OK, maybe not so fun. There’s evidence that speaking these kinds of words directly affects the part of the brain that processes pain. In an article from the Business Relationship Management Institute, they reference a neuroscience experiment that indicates “ultimately, negative words, whether spoken, heard, or thought, not only cause situational stress, but also contribute to long-term anxiety.*”
This is not exactly fresh news, but there’s plenty of science to back it up. How fun is it to try to get things in order when you’re experiencing anxiety? The article goes on to state that “by exercising consistent positive thoughts and speech, we not only change our self-perception, but how we perceive the world around us. Ultimately, this grants us the ability the shape our reality and change the world for the better.”
I got to wondering…what if we thought of decluttering our sentences of the words that don’t support us? Just like if we make room in the junk drawer by getting rid of the useless, broken pens, we can find the things that help us out – like the AAA batteries. It’s one thing to say, “Think positive!” with a cheesy, cheery tone. But if there’s not much room to store the positive stuff where’s it going to go? What if, somewhere between thinking a thought and speaking it, we could make a space for something else? So from thinking
“This file cabinet and I are going to war.”
“This file cabinet and I are (OK, breathe, wait for it…)…”
“This file cabinet and I are coming to an understanding.”
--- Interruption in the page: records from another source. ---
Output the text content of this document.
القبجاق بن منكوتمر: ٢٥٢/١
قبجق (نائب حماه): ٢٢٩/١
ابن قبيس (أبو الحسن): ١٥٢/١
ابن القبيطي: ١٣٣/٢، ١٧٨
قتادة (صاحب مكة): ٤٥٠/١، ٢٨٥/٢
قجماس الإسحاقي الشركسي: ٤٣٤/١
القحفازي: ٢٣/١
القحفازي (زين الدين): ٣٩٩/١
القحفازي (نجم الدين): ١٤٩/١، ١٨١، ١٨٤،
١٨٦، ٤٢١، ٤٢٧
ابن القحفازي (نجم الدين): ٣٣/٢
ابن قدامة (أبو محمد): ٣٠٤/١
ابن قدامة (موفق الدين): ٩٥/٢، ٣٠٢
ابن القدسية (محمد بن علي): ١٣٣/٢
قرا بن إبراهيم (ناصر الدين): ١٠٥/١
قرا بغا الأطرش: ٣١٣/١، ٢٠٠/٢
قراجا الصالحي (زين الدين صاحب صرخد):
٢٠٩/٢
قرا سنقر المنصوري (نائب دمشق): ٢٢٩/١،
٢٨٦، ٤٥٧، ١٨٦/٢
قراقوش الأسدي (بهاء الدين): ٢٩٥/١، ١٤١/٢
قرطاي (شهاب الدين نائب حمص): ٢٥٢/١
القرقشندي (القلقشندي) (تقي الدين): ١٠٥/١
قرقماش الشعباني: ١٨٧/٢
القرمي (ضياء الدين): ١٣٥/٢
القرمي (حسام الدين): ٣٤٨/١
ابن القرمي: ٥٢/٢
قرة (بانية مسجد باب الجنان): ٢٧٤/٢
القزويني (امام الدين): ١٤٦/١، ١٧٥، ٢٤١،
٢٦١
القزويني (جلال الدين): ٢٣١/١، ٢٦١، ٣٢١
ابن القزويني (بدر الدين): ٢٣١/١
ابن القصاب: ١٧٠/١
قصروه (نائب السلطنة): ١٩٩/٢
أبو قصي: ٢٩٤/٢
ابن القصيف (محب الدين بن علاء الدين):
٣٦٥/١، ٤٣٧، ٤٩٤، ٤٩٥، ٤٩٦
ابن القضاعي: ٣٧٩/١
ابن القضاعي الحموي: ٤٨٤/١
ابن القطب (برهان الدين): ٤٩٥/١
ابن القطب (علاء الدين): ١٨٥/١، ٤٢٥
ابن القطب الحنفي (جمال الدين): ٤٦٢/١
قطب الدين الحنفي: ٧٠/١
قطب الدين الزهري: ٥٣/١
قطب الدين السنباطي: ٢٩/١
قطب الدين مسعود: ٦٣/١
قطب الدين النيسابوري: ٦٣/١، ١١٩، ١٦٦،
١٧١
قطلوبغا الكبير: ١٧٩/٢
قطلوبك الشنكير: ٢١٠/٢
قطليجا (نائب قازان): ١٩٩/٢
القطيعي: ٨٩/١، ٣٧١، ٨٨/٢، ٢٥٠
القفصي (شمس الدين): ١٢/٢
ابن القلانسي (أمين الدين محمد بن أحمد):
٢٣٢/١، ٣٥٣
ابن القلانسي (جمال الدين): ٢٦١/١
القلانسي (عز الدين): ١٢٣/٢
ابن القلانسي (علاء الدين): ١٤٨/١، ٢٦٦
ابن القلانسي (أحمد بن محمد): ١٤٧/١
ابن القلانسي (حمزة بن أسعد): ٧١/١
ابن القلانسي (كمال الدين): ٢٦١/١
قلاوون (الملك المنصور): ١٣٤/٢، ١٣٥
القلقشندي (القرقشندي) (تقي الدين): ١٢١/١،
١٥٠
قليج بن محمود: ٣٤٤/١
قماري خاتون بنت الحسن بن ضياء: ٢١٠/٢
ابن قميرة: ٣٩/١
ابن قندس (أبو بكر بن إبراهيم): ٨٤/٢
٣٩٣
I’m all about diplomacy. While none of us can catch our negative words all of the time (myself included!), see if you can try a little sentence editing, and let go of a few words that aren’t relevant, or helpful. The ones that don’t fit right, the ones that are old and overused, the ones that hold you back. What questions could you ask yourself about those words, and what might be another way to phrase them?